Tom at Family Scholars Blog writes:
Given that everyone wants to reduce teen pregnancy, why can’t we just agree to go with what has been shown to work? Increasingly, I see earmarked funds for abstinence-only education as financial handouts to the Bush Administration’s social conservative base. To be sure, I don’t support throwing condoms at kids. Comprehensive sex-ed programs that don’t work should not be supported, either. But there has been a fair amount of research as to what works. We should use this knowledge. Believe me, if there was any convincing evidence that abstinence-only programs worked, I’d support them.
With the caveat that parents should be able to expect transparency and some degree of control over the curriculum presented to their own children, public policy should definitely throw its weight behind programs that are proven to further public goals. And reducing teenage pregnancy is indeed a laudable public-health goal.
I have two questions for Tom about the specific programs that are shown to reduce teenage pregnancy:
- Are these same programs also proven to reduce rates of sexually transmitted infections among teenagers? Surely this is an equally laudable public-health goal.
- How do these programs affect the age of onset of sexual behavior, compared to other programs? Surely delaying the onset of sexual behavior is also a laudable goal, if perhaps not as urgent (from a public health standpoint) as reducing teen pregnancies and STIs.
It isn’t self-evident that the programs that best reduce teenage pregnancy are the same programs that best reduce STI rates, because these different results are produced by different behavior sets. A decrease in teen pregnancy could be caused by increased use of oral or injectable contraceptives, neither of which offers any protection whatsoever against STIs.

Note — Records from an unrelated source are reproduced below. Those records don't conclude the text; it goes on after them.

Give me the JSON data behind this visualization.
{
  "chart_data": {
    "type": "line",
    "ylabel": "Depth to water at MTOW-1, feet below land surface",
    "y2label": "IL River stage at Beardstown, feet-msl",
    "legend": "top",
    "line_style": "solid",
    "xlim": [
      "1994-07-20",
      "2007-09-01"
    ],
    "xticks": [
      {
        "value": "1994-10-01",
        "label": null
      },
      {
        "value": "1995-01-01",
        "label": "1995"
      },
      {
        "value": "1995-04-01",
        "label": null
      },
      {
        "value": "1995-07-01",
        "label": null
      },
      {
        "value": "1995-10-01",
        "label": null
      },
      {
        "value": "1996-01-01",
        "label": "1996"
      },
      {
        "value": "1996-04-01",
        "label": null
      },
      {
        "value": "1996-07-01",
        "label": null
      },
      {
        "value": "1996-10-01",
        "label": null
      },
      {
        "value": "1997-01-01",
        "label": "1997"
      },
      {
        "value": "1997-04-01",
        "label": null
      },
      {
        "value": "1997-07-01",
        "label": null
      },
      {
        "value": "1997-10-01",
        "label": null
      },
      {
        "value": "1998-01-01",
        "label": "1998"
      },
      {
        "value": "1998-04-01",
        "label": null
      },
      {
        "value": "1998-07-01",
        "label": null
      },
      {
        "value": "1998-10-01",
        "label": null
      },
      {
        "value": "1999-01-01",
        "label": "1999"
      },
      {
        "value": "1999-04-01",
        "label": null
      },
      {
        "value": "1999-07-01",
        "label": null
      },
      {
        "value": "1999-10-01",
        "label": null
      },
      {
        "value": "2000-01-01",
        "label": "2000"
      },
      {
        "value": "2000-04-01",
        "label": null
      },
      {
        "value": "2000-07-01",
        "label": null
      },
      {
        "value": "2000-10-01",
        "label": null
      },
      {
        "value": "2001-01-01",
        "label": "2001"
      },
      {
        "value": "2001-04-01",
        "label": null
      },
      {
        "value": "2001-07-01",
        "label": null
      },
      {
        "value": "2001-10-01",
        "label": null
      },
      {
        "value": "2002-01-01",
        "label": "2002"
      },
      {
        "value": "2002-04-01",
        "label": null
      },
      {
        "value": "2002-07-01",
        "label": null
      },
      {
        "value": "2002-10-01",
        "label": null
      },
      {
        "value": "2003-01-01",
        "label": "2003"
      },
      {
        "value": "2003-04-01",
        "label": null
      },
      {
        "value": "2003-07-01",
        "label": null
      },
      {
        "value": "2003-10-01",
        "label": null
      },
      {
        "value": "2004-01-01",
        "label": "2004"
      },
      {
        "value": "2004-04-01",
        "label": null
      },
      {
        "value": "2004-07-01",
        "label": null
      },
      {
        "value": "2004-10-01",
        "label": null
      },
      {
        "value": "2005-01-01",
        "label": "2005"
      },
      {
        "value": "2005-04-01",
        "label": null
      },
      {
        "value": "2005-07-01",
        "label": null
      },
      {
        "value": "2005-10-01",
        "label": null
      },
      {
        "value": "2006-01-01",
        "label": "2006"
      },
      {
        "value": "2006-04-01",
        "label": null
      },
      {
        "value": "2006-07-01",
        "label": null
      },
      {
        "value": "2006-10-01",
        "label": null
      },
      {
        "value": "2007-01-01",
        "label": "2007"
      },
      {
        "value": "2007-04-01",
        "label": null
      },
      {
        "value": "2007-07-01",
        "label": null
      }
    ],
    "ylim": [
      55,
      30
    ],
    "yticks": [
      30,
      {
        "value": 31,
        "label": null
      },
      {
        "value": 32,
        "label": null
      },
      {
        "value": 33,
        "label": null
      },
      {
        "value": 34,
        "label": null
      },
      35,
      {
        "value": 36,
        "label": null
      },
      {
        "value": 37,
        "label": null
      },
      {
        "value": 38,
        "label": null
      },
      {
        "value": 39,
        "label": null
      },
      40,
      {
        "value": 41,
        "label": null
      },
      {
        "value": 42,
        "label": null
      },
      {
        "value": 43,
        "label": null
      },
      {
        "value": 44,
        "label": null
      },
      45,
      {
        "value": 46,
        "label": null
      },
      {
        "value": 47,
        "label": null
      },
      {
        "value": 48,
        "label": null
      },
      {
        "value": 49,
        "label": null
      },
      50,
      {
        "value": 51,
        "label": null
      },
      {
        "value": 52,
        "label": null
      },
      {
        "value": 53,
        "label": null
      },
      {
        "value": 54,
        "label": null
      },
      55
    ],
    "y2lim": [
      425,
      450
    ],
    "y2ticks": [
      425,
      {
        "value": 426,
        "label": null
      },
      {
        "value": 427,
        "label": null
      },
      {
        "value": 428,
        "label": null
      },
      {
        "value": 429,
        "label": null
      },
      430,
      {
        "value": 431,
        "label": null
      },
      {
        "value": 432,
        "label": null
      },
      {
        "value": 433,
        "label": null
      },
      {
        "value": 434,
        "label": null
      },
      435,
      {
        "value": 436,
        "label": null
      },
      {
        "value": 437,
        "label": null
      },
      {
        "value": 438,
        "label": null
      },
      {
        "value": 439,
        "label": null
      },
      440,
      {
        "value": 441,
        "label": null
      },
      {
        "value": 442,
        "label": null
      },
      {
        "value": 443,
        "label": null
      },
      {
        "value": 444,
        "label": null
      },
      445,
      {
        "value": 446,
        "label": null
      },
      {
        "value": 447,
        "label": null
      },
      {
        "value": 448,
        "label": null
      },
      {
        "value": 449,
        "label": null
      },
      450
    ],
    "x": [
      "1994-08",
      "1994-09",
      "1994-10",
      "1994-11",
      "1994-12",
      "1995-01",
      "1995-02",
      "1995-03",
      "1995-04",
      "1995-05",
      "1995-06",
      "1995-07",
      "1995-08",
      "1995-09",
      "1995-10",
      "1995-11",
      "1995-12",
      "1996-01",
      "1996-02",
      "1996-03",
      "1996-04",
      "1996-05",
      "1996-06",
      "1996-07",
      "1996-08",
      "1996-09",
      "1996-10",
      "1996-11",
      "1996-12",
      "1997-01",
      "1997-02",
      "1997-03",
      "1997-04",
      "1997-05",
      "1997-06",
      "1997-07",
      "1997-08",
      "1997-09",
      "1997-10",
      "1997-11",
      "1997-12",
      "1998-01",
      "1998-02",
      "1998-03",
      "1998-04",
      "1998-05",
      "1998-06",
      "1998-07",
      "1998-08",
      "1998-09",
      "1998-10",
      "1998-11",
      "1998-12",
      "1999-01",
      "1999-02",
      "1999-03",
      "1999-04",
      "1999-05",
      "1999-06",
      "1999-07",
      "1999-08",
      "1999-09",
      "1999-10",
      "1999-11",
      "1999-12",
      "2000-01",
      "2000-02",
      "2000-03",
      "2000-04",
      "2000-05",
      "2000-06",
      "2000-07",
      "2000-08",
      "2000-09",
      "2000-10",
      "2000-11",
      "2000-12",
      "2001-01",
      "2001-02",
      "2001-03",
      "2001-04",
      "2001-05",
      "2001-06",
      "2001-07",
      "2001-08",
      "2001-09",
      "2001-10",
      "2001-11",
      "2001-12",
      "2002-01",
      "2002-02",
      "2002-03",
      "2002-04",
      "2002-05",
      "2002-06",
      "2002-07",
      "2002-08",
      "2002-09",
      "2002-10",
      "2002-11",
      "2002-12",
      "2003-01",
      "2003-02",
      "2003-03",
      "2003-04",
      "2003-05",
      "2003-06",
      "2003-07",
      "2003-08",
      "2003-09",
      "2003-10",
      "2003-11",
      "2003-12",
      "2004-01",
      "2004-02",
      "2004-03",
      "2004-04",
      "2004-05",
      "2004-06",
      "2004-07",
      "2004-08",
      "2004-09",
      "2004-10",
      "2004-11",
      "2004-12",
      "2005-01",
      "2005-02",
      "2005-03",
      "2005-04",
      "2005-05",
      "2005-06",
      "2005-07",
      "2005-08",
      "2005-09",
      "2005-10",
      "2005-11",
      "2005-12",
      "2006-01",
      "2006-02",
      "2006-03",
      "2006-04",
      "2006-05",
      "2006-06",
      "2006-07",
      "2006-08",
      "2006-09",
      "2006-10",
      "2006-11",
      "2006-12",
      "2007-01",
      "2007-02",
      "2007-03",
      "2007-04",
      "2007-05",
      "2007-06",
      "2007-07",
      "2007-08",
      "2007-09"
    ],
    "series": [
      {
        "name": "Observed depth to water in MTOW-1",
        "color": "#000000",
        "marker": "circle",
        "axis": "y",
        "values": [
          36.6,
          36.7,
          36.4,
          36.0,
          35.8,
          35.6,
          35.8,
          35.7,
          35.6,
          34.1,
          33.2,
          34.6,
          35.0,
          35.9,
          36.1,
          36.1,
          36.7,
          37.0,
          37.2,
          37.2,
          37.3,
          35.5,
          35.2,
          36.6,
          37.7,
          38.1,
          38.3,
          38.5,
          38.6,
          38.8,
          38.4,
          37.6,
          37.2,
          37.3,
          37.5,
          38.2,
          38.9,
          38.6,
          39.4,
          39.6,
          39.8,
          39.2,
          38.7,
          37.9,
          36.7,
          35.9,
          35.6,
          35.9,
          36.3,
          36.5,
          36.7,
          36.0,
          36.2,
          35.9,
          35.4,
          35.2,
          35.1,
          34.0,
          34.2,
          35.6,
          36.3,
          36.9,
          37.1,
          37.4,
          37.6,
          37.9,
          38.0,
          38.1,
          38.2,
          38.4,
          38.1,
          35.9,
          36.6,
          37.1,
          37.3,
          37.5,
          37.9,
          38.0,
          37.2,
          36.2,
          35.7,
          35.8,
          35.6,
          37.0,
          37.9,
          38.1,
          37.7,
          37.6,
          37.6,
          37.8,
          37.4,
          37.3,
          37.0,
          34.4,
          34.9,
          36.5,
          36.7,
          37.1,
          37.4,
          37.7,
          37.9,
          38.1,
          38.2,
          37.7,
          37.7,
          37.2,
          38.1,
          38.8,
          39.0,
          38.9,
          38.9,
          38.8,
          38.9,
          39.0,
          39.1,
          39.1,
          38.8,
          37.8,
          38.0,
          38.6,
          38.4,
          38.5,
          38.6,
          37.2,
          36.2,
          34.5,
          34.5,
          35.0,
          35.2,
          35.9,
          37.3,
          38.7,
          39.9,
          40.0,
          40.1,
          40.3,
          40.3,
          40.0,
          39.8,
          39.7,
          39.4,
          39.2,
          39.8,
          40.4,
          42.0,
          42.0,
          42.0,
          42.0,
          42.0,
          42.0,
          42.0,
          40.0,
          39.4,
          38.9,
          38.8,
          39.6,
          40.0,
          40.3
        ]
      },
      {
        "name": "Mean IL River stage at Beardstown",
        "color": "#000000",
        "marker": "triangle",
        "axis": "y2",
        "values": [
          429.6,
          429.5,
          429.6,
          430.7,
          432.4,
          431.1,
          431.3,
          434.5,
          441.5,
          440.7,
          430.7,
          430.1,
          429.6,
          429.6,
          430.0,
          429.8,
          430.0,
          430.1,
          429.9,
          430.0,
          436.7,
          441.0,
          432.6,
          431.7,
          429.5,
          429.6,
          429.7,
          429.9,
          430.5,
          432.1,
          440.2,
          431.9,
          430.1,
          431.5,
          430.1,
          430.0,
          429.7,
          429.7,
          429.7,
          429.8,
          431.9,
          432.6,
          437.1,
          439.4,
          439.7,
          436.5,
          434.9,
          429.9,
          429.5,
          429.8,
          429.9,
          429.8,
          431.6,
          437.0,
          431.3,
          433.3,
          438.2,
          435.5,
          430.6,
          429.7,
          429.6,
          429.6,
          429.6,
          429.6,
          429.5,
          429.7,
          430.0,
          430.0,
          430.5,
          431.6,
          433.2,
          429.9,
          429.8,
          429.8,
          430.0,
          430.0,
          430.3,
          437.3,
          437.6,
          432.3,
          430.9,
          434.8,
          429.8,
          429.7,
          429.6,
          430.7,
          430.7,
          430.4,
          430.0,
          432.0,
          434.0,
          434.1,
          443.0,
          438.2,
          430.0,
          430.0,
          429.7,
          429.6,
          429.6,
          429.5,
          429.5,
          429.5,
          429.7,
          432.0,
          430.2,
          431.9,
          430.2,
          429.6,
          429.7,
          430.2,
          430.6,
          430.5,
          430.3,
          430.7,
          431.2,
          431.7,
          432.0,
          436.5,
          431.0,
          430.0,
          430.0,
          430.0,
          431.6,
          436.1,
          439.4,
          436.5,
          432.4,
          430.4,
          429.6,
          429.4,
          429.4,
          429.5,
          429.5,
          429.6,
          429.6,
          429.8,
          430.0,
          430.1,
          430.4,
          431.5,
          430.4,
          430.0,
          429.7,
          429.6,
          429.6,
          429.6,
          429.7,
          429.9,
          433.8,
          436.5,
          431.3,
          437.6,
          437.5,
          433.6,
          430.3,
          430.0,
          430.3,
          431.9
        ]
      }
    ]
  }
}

And even condoms are not very effective against the transmission of human papilloma virus (HPV) or herpes, both of which have lifelong consequences.
Nor is it self-evident that declines in teen pregnancy correspond to children waiting longer before becoming sexually active. Perhaps they are substituting oral and anal intercourse for vaginal intercourse. Perhaps they are using contraceptives more frequently. These do not protect against emotional entanglements too complex for their maturity level.
So I’m curious if one class of programs is effective in all three of these areas. Teen pregnancy isn’t the only measure worth studying.